The South Korean defence ministry says it is planning to buy about $500 million of defence material, including fixed- and rotary-wing aircraft from Russia this year.
Col Kim Yong-hwan, chief of the ministry's acquisitions policy division, said in Seoul last week that the country has agreed to sign a deal including the purchase of in-flight refuelling tankers, transport and training aircraft, and transport helicopters.
The first working-level meeting on the purchase was held in December, and followed up with another meeting earlier this month.
The deal is seen as a move to reduce the $1.8 billion of outstanding Russian debt to Seoul, which dates back to the administration of Roh Tae-woo, South Korea's president from 1987to 1992.
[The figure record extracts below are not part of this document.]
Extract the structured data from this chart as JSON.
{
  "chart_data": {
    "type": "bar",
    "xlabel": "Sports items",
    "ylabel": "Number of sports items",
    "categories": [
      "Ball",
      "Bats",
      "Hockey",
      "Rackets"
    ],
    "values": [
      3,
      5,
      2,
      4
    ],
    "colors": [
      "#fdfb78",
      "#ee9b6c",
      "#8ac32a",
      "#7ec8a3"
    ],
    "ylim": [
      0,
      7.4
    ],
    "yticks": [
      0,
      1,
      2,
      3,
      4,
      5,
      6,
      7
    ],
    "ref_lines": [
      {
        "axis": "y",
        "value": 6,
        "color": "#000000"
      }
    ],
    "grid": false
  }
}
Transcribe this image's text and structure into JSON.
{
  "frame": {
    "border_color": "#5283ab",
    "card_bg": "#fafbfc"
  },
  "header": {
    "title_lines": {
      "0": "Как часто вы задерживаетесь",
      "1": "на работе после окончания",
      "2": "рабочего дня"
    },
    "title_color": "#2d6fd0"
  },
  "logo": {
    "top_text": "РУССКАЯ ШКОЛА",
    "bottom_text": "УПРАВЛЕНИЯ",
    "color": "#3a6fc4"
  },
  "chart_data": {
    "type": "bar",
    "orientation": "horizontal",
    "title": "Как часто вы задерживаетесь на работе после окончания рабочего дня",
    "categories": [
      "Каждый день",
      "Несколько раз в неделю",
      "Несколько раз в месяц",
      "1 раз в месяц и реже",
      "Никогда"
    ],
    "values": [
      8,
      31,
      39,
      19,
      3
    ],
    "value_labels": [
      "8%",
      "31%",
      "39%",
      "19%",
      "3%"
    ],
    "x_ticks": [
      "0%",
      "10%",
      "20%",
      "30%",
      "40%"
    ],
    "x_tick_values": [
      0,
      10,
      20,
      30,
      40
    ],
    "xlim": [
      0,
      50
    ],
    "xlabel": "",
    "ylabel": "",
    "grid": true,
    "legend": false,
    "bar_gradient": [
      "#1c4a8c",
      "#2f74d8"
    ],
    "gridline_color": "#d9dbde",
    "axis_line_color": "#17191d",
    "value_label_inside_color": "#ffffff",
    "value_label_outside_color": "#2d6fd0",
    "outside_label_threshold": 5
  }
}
"The Russians have been pressing for some time for Korea to offset its debt through purchases of equipment, and they are now pushing hard again with Russian President Vladimir Putin due to visit at the end of February," says a senior defence source in Seoul.
However, the source adds that the purchases are intended to meet "not terribly conspicuous" needs, pointing out that a transport helicopter requirement "is not around as a visible programme". Also, Korea already has two home-grown military trainer aircraft -the Daewoo KT-1 Woong-Bee turboprop primary trainer and the forthcoming Korea Aerospace Industries T-50 Golden Eagle jet.
Kim says that a "field study" of available equipment will be carried out by the ministry next month, and a list of items to buy could be drawn up by the end of March.
Putin has also been at the centre of a Russian bid to sell fighters to Austria. The Russian president is offering to trade an undisclosed number of RSK MiG-29 fighters in exchange for cancellation of the country's $300 million debt to Austria. The proposal was made during a three-day state visit to Vienna by the Russian leader starting 7 February.
The offer comes as Austria considers options for replacing obsolete Saab J35 Draken fighters. An Austrian delegation, led by right-wing politician Joerg Haider, visited Moscow last October to discuss the proposal, according to Austrian press reports.
The Russian government has not clarified which variant of MiG-29 is on offer. Large numbers of early model MiG-29A fighters remain in storage and similar aircraft have already been included in deals with other customers such as Slovakia and Bulgaria.
It is likely, however, that the Austrian air force would want a modernised variant, with upgraded avionics at least compatible with its NATO neighbours.
The Austrian air force favours the Saab/BAE JAS 39 Gripen, though the Boeing F/A-18, Dassault Mirage 2000-5 and Lockheed Martin F-16 are also contenders.